Meet some of our current students. Learn why students chose Hopkins, the research they’re pursuing and their experiences while in the program.
Susan Christiansen, PhD Student
Susan Christiansen is applying her passion for reproductive health and economics to her research. She hopes her dissertation will focus on making an economic argument for increased family planning access.
Danielle Gaskin, MSPH Student
With research interests that focus on both domestic and international populations, choosing to enroll in the Johns Hopkins PFRH department was an easy decision.
During my time at Brandeis University, I studied maternal and child health in Chiang Mai, Thailand for a semester. The field placement component of the MSPH program offers me the opportunity to study maternal and child health abroad was an additional incentive for me to join the PFRH Department. My area of interest is Maternal, Fetal, and Perinatal Health.
I also hope to study Child Health. I have interests in Black American maternal and infant mortality and humanitarian health. I look forward to beginning my studies and exploring the many opportunities a Hopkins MSPH education has to offer.

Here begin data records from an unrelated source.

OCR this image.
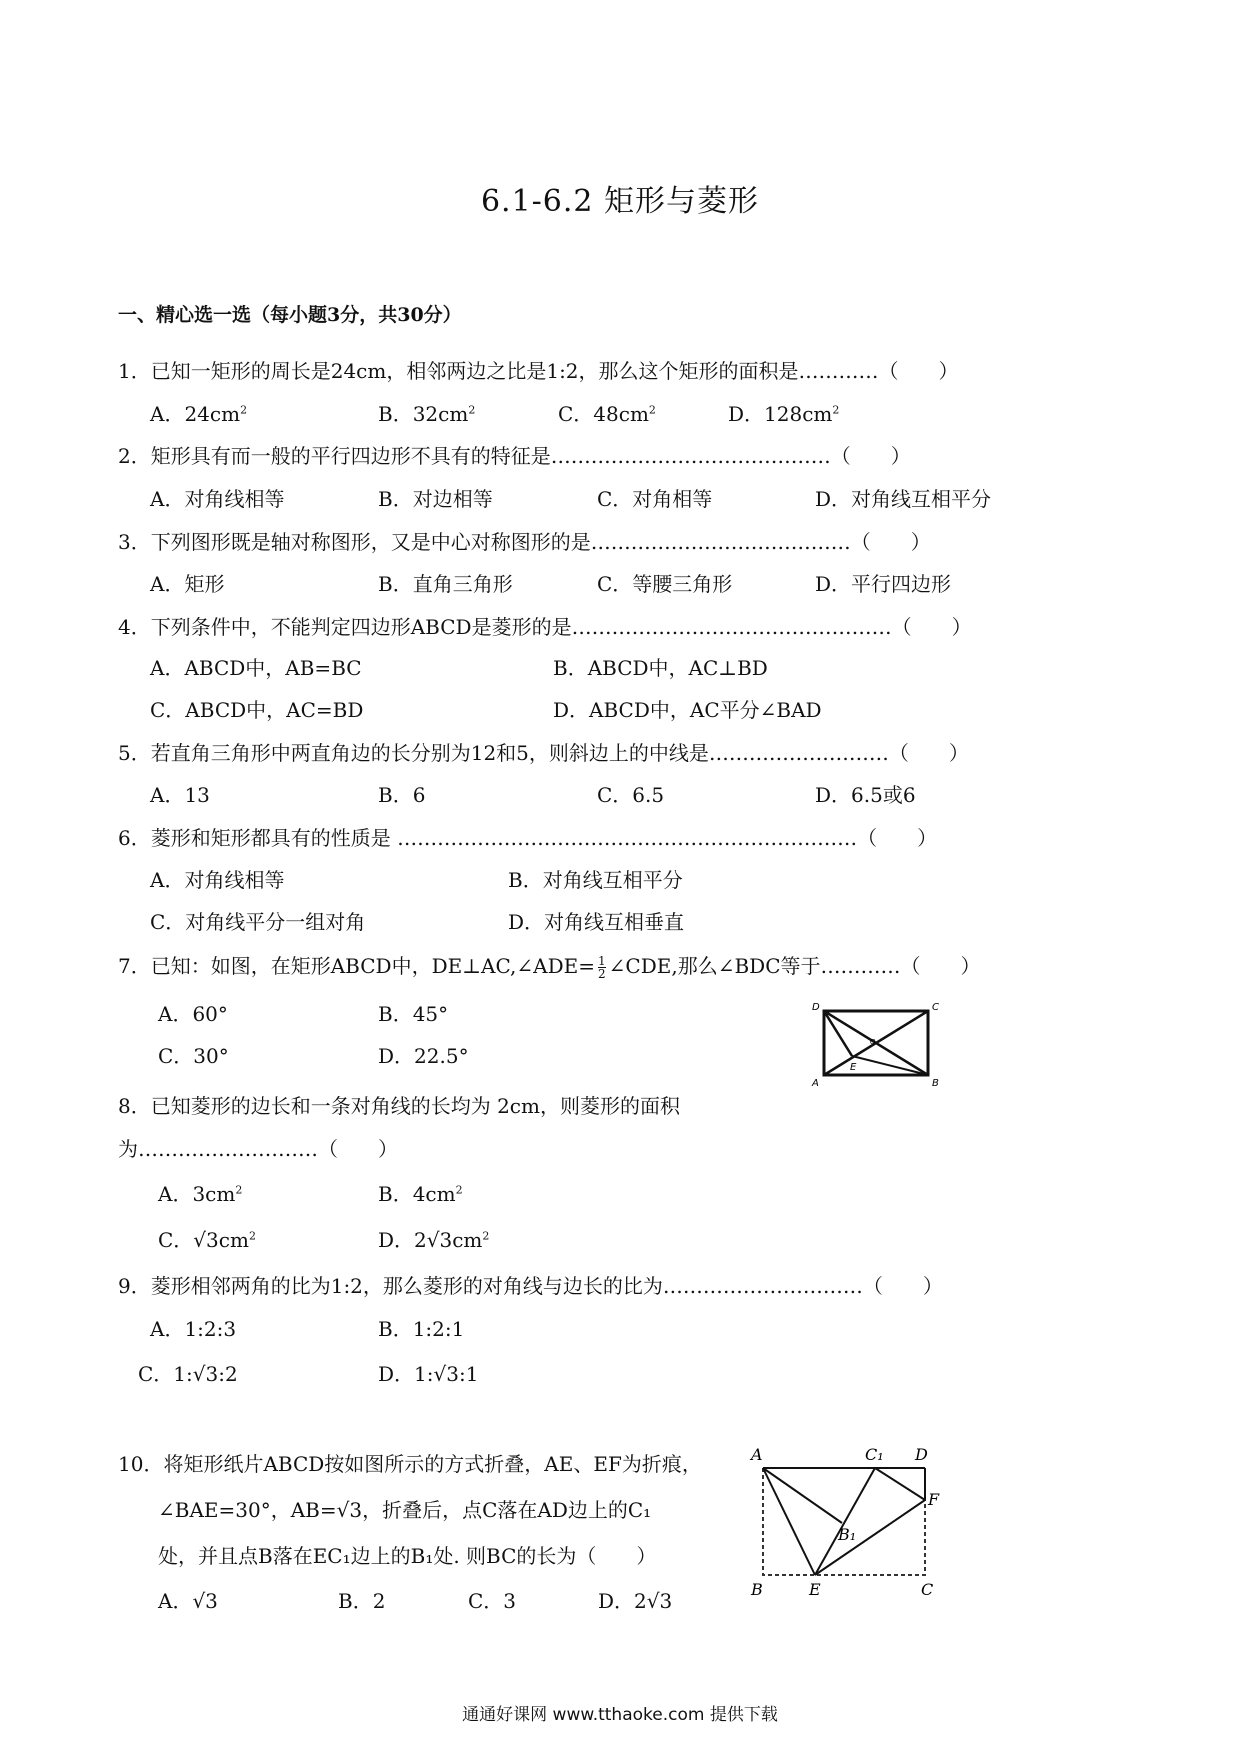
6.1-6.2 矩形与菱形
一、精心选一选（每小题3分，共30分）
1．已知一矩形的周长是24cm，相邻两边之比是1:2，那么这个矩形的面积是…………（　　）
A．$24cm^2$	B．$32cm^2$	C．$48cm^2$	D．$128cm^2$
2．矩形具有而一般的平行四边形不具有的特征是……………………………………（　　）
A．对角线相等	B．对边相等	C．对角相等	D．对角线互相平分
3．下列图形既是轴对称图形，又是中心对称图形的是…………………………………（　　）
A．矩形	B．直角三角形	C．等腰三角形	D．平行四边形
4．下列条件中，不能判定四边形ABCD是菱形的是…………………………………………（　　）
A．ABCD中，AB=BC	B．ABCD中，AC⊥BD
C．ABCD中，AC=BD	D．ABCD中，AC平分∠BAD
5．若直角三角形中两直角边的长分别为12和5，则斜边上的中线是………………………（　　）
A．13	B．6	C．6.5	D．6.5或6
6．菱形和矩形都具有的性质是 ……………………………………………………………（　　）
A．对角线相等	B．对角线互相平分
C．对角线平分一组对角	D．对角线互相垂直
7．已知：如图，在矩形ABCD中，DE⊥AC,∠ADE= $\frac{1}{2}$ ∠CDE,那么∠BDC等于…………（　　）
A．60°	B．45°
C．30°	D．22.5°
D	C
A
E
B
O
8．已知菱形的边长和一条对角线的长均为 2cm，则菱形的面积
为………………………（　　）
A．$3cm^2$	B．$4cm^2$
C．$√3cm^2$	D．$2√3cm^2$
9．菱形相邻两角的比为1:2，那么菱形的对角线与边长的比为…………………………（　　）
A．1:2:3	B．1:2:1
C．1:√3:2	D．1:√3:1
10．将矩形纸片ABCD按如图所示的方式折叠，AE、EF为折痕，
∠BAE=30°，AB=√3，折叠后，点C落在AD边上的C₁
处，并且点B落在EC₁边上的B₁处. 则BC的长为（　　）
A．√3	B．2	C．3	D．2√3
A	C₁ D
B₁
F
B	E	C
通通好课网 www.tthaoke.com 提供下载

Jessica Jones, PhD Student
I have a commitment to the health of children in the United States. My research to date has focused on critical child health issues such as breastfeeding, medical home access, systems of care for children with special health care needs, and autism. Through my work as a project officer at the Maternal and Child Health Bureau, I expanded grant programs to increase analytic capacity among state and local MCH programs. Additionally, I worked extensively to preserve and improve the National Survey for Children’s Health, as it provides invaluable data on the health of children within the United States.
Neisha Opper, PhD Student
I am interested in novel determinants of sexual and reproductive health, particularly among marginalized and underserved populations. Prior to starting in this program, I taught research methods at an academic medical center in the Department of Obstetrics and Gynecology. My research has been broad in scope, ranging from very clinical questions about ovarian stimulation protocols to very broad questions about reducing bias in our legal system. I am looking forward to spending the next few years focusing on questions related to contraceptive access and use in a domestic context.
Campbell Veasey, MSPH Student
I was intrigued from the start in a public health program that first and foremost grounds its research and practice in the best interests of the surrounding community. Bloomberg’s community practicum, the community-based public health certificate, and the work coming out of the Urban Health Institute all helped me choose Hopkins.
As for PRFH, the ways in which families and communities keep each other healthy and well is of special interest to me. I chose the department to gain an in-depth training on the many factors affecting a family’s health, and hopefully some introspection on the tools and resources families draw upon to stay healthy.
I just graduated from McGill University in Montreal, studying Anthropology and a bit of cell biology on the side. In my fourth year I was given a teaching award for mentoring first years in McGill’s large physics courses. Surviving a 600+ person lecture can be tough, and I really enjoyed navigating the massive lecture hall and helping students learn the material in a more personalized, one-on-one format.
My academic area of focus is population and health. I’m excited to learn about the complex and very human intersections of migration, demographic change, and wellbeing. My main research interests are community-based health programs. I’m looking to learn more about community health worker (CHW) models to increase patient autonomy and access to care, especially among vulnerable populations.
Shannon Wood, PhD Student
My research interests surround the intersection between violence and adverse reproductive and sexual health outcomes among vulnerable populations in low-resource settings. My research to date has addressed empowerment self-defense training among school girls in Malawi; safety decision-making and care-seeking behaviors for women experiencing intimate partner violence in Kenya; and women’s sexual and reproductive health empowerment in Uganda, Ethiopia, and Nigeria. I am committed to producing research that can be directly applied toward reducing violence and improving women’s and girls’ health worldwide.
Abeer Yakzan, MSPH Student
I am pursuing a Master’s of Science in Public Health at the Johns Hopkins Bloomberg School of Public Health in order to strengthen my analytical and research skills and broaden my knowledge about the biological, geographical, and societal influences that impact reproductive health. I am excited to take courses regarding contraception, abortion, communication strategies for sexual risk reduction, and reproductive epidemiology. I graduated from the University of California, Davis with a Bachelor's of Science in Global Disease Biology in 2017. During my Senior year I conducted research to assess the reproductive health needs of students at UC Davis and student opinions regarding the lack of abortion services offered by the student health center. The resulting research paper, "Abortion and Student Health Services, Expanding the Conversation with Student Perspectives," was recently published in Contraception Journal.
Yousra Yusuf, PhD Student
My work centers around sexual and reproductive health and maternal health in under-served and marginalized communities globally and in the US. My current research investigates decision-making related to contraceptive use and subsequent maternal and birth outcomes. I plan to continue working as a researcher who represents the voices and interests of community members in the fields of maternal and women’s health. In this work, I intend to combine rigorous research methods while prioritizing and centering voices of marginalized groups to ensure communities benefit from my research. Most importantly, I hope to disseminate and give back to communities that continue to help us, researchers, in our endeavors.